Subpart 257-10: Ambient Air Quality Standard-Hydrogen Sulfide (H2S)
(Statutory Authority: Environmental Conservation Law, § 15)
[Filed 4/28/72. Effective 5/1/72.]
[This is page 1 of 1 of this Subpart. A complete list of Subparts in this regulation appears in the Chapter 3 contents page. A list of sections in this Subpart appears below.]
For administrative information about this posting, contact: Division of Air Resources. The Bureau of Air Quality Planning at (518) 402-8396 or the Bureau of Stationary Sources at (518) 402-8403 is the contact for technical questions pertaining to this rule.

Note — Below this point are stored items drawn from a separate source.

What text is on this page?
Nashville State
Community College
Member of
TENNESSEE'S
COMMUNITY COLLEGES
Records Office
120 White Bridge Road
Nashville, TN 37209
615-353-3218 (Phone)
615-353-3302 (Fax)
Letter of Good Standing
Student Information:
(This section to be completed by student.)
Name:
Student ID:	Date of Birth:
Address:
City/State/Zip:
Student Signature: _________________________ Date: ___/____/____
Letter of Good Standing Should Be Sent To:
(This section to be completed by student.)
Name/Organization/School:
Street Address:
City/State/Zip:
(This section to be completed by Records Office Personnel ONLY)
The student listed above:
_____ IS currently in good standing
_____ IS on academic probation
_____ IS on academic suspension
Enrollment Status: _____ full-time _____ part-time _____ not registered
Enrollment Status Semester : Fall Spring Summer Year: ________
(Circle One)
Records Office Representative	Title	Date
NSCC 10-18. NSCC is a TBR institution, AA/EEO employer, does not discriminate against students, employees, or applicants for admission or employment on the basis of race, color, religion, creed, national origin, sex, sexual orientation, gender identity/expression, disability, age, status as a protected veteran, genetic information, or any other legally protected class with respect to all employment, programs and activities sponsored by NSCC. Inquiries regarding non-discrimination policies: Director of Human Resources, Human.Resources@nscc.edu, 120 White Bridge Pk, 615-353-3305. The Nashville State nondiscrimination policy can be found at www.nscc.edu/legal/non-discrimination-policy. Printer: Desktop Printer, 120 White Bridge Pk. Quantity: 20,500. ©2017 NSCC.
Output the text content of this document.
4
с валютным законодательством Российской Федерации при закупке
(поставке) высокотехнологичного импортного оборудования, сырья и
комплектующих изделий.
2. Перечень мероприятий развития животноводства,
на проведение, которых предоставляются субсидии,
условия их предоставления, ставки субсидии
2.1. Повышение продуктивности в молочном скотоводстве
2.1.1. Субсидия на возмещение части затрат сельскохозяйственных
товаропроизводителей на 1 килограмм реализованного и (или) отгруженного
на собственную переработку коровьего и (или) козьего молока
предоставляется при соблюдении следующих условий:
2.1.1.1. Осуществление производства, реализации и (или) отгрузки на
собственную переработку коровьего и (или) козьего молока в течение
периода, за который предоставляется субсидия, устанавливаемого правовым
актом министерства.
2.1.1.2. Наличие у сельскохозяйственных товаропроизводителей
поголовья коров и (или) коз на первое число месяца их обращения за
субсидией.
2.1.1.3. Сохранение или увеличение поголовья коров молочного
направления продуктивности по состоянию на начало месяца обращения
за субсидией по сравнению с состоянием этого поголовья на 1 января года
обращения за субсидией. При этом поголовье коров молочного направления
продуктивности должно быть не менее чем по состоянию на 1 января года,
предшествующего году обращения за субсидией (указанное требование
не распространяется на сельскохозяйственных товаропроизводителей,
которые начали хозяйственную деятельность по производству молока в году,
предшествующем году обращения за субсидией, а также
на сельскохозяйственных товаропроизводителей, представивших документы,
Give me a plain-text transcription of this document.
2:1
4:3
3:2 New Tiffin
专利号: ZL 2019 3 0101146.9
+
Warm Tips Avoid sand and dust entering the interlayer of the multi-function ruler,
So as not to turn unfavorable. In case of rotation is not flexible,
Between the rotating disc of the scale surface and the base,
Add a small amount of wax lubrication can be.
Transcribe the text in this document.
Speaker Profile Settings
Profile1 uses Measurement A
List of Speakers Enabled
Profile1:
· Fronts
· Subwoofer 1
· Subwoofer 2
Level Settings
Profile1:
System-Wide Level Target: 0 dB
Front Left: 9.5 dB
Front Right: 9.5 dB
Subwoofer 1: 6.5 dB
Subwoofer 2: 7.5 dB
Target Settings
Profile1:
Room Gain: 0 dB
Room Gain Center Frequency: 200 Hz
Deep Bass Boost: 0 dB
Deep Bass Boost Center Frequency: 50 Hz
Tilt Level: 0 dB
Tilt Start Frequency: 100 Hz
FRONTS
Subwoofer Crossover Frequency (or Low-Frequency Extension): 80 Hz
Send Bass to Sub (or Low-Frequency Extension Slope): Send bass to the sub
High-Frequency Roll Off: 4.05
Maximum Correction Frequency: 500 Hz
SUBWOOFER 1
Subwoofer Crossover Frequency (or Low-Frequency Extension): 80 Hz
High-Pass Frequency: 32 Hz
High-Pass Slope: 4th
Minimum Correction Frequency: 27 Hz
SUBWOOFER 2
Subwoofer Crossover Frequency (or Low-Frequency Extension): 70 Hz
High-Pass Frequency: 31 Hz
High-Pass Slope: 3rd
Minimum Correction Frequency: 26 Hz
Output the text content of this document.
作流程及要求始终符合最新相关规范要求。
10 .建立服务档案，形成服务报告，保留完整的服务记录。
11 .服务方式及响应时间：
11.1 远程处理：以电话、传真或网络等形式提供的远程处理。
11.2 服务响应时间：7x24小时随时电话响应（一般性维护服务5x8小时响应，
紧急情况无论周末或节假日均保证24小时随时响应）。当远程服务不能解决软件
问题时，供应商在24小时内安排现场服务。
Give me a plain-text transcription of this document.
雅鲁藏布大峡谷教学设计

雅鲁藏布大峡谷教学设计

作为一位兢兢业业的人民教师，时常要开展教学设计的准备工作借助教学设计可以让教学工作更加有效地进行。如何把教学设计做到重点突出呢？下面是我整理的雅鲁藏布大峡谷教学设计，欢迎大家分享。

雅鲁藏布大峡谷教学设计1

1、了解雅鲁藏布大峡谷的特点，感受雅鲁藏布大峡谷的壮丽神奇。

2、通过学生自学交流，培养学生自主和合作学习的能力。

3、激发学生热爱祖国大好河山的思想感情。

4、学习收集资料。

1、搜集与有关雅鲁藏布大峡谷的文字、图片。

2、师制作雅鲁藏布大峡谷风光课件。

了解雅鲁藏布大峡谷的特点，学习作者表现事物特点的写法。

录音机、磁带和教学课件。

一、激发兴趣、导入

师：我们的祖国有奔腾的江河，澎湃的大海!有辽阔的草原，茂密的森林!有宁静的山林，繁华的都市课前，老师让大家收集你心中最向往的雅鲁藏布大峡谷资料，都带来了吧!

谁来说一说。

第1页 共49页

Hydrogen sulfide (H2S) is a colorless gas having a characteristic, disagreeable odor often described as that of rotten eggs. For the purpose of this Subpart the term hydrogen sulfide will include hydrogen sulfide and other sulfides as measured by the acceptable analytical method.
Hydrogen sulfide can cause odors which unreasonably interfere with the comfortable enjoyment of life and property. Although tarnishing of metals and discoloring of paint may occur at higher ambient air concentrations the primary objective of this standard is to prevent disagreeable odors.
Applicable in all levels. In any one-hour period, the average concentration of hydrogen sulfide shall not exceed 0.01 ppm (14 µg/m3).
(a) Hydrogen sulfide is determined by the Cadmium Hydroxide-Methylene Blue method and expressed as parts of hydrogen sulfide per million parts of ambient air (ppm) by volume.
(b) All measurements are corrected to a reference temperature of 25 degrees Centigrade and to a reference pressure of 760 millimeters of mercury.